@snehananavati Could you check for me in task temporal-alignment-track. I can’t submit my code to gitlab because I got this error (I clicked and accepted all the rules)
sub hash: 6ded30585b5f2672b9c3c07888d7dce4a25d9dc2
@snehananavati Could you check for me in task temporal-alignment-track. I can’t submit my code to gitlab because I got this error (I clicked and accepted all the rules)
Submission failed : You have not qualified for this round. Please review the challenge rules at www.aicrowd.com
Dear, @aicrowd_team.
Thank you for this great competition.
I have two questions.
What is the exact eval score?
According to the leaderboard, the eval metric seems like it is av_aglign, which is the same as TA for #280900, but is the same as AV_ALIGN for #280380 for me. Which one is the correct one?

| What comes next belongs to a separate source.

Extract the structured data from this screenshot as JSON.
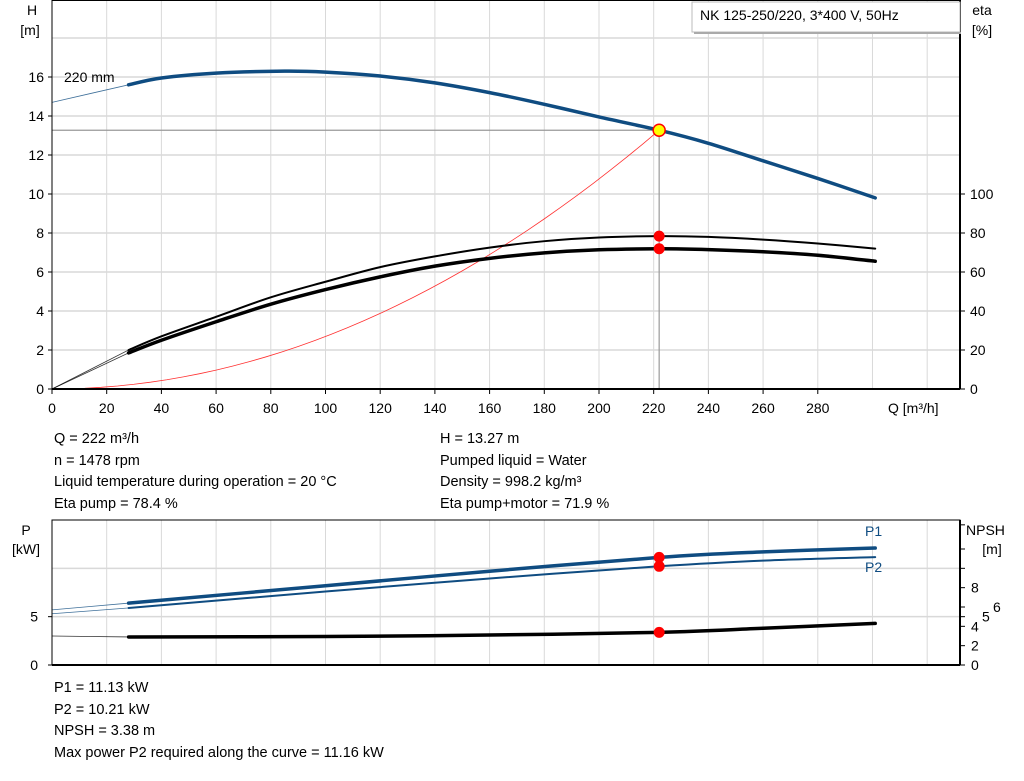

Can we choose two submissions at the end of the competition?
Hello, Can you please specify the track for your first query? Edit: As for your second query, at the end of the competition (subjective evaluation), the best system for each participant is used, even if three systems from the same participant are ranked 1st-3rd.
I didn’t understand the meaning of “even if three systems from the same participant”. The competition is in phase 2(stage) now. Do you mean that the best system(submission) for both phase 1 and phase 2 will be used for the final? There was warm up stage, but we can’t see the stage(warm up) result now.
We use the AV-Align as the main metric for ranking and the CAVP score as the secondary metric to break ties. The other four metrics are used to exclude entries that provide low-quality data from the ranking. Specifically, if the score of the submitted model does not exceed the threshold value in any one of these four metrics, the model is excluded from the ranking. The threshold is set as follows: 2.0 for FAD, 900 for FVD, 0.25 for LanguageBind text-audio score, and 0.12 for LanguageBind text-video score.
We might have misunderstood your question, but let us clarify what we meant. As explained in the challenge rules,
The top entries in the final leaderboard will be assessed by human evaluation, and the award winning teams will be selected based only on the results of this subjective evaluation.
We plan to assess top 10 models chosen according to av_align. In the 2nd phase, you can submit multiple systems, However, even if you occupy the leaderboard from the 1st place to 10th in the end, we will assess only the top-1 model of yours and pick out 9 models from other participants so that we can reward as many participants as possible.
@snehananavati@aicrowd_team Hello, for Track 2, would it be possible to first generate a video using an unconditional video generation model and then synthesize the corresponding audio using a video-to-audio model?